On an exhale, gently draw your deep belly zipper upward from your pubic bone to your navel, and tilt your pelvis under you as though you’re flattening your lower back against a wall behind you.

Again, pay attention to pain. Can you find a position where your pain decreases, even slightly? Wherever that is for you, stay there, and practice breathing for 30 seconds or so as you hold the position with your deep abdominals. (A tip on breathing – it’s easier to keep your low abs active if, as you inhale, you practice expanding your sides and back, instead of your stomach.)

Once you get used to it, you won’t need your hands to be sure your lower abdominals are working for you. Then you can experiment with this exercise in daily life.

Final Tidbits

If you have pain in your back, hips, or legs from lumbar spinal stenosis, it’s worth trying physical therapy before resorting to surgery. For many people, physical therapy exercises can alleviate pain just as effectively as surgery, and with far less recovery time!

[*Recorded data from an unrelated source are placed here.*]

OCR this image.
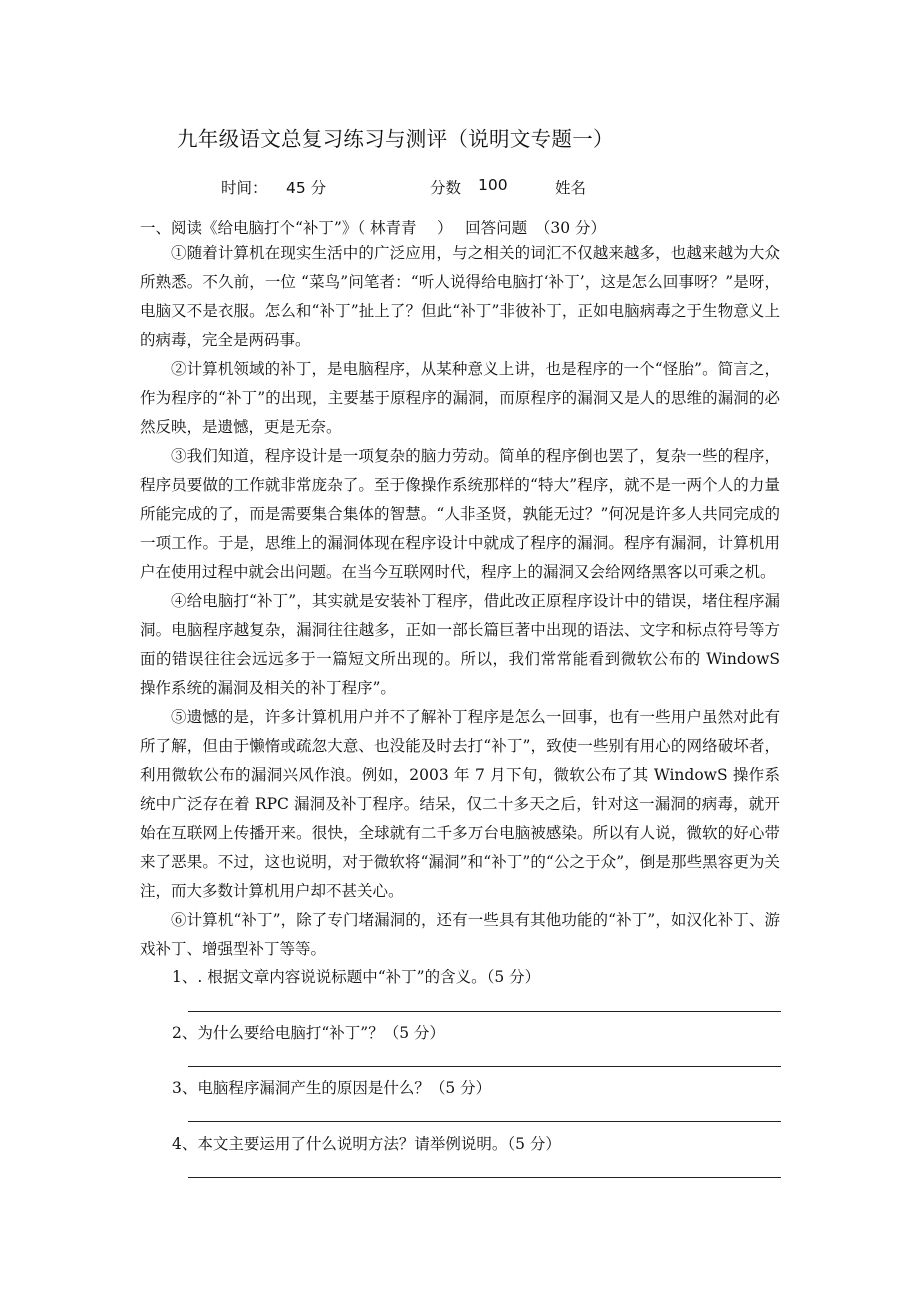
九年级语文总复习练习与测评（说明文专题一）
时间： 45 分	分数 100	姓名
一、阅读《给电脑打个“补丁”》（ 林青青　 ）　 回答问题　（30 分）

①随着计算机在现实生活中的广泛应用，与之相关的词汇不仅越来越多，也越来越为大众所熟悉。不久前，一位 “菜鸟”问笔者：“听人说得给电脑打‘补丁’，这是怎么回事呀？”是呀，电脑又不是衣服。怎么和“补丁”扯上了？但此“补丁”非彼补丁，正如电脑病毒之于生物意义上的病毒，完全是两码事。

②计算机领域的补丁，是电脑程序，从某种意义上讲，也是程序的一个“怪胎”。简言之，作为程序的“补丁”的出现，主要基于原程序的漏洞，而原程序的漏洞又是人的思维的漏洞的必然反映，是遗憾，更是无奈。

③我们知道，程序设计是一项复杂的脑力劳动。简单的程序倒也罢了，复杂一些的程序，程序员要做的工作就非常庞杂了。至于像操作系统那样的“特大”程序，就不是一两个人的力量所能完成的了，而是需要集合集体的智慧。“人非圣贤，孰能无过？”何况是许多人共同完成的一项工作。于是，思维上的漏洞体现在程序设计中就成了程序的漏洞。程序有漏洞，计算机用户在使用过程中就会出问题。在当今互联网时代，程序上的漏洞又会给网络黑客以可乘之机。

④给电脑打“补丁”，其实就是安装补丁程序，借此改正原程序设计中的错误，堵住程序漏洞。电脑程序越复杂，漏洞往往越多，正如一部长篇巨著中出现的语法、文字和标点符号等方面的错误往往会远远多于一篇短文所出现的。所以，我们常常能看到微软公布的 WindowS 操作系统的漏洞及相关的补丁程序”。

⑤遗憾的是，许多计算机用户并不了解补丁程序是怎么一回事，也有一些用户虽然对此有所了解，但由于懒惰或疏忽大意、也没能及时去打“补丁”，致使一些别有用心的网络破坏者，利用微软公布的漏洞兴风作浪。例如，2003 年 7 月下旬，微软公布了其 WindowS 操作系统中广泛存在着 RPC 漏洞及补丁程序。结呆，仅二十多天之后，针对这一漏洞的病毒，就开始在互联网上传播开来。很快，全球就有二千多万台电脑被感染。所以有人说，微软的好心带来了恶果。不过，这也说明，对于微软将“漏洞”和“补丁”的“公之于众”，倒是那些黑容更为关注，而大多数计算机用户却不甚关心。

⑥计算机“补丁”，除了专门堵漏洞的，还有一些具有其他功能的“补丁”，如汉化补丁、游戏补丁、增强型补丁等等。

1、. 根据文章内容说说标题中“补丁”的含义。（5 分）
2、为什么要给电脑打“补丁”？（5 分）
3、电脑程序漏洞产生的原因是什么？（5 分）
4、本文主要运用了什么说明方法？请举例说明。（5 分）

The home exercises described here can help strengthen your deep abdominal muscles and align your spine—and may help decrease your pain. These exercises are just a start – there are hundreds of ways to strengthen the areas around the lower spine and pelvis and your daily practice can vary, especially with the help of a good therapist.

Always check with your doctor before starting a new exercise regimen, and remember, with perseverance, daily activities that involve standing and walking will become easier and more comfortable, which is well worth your effort.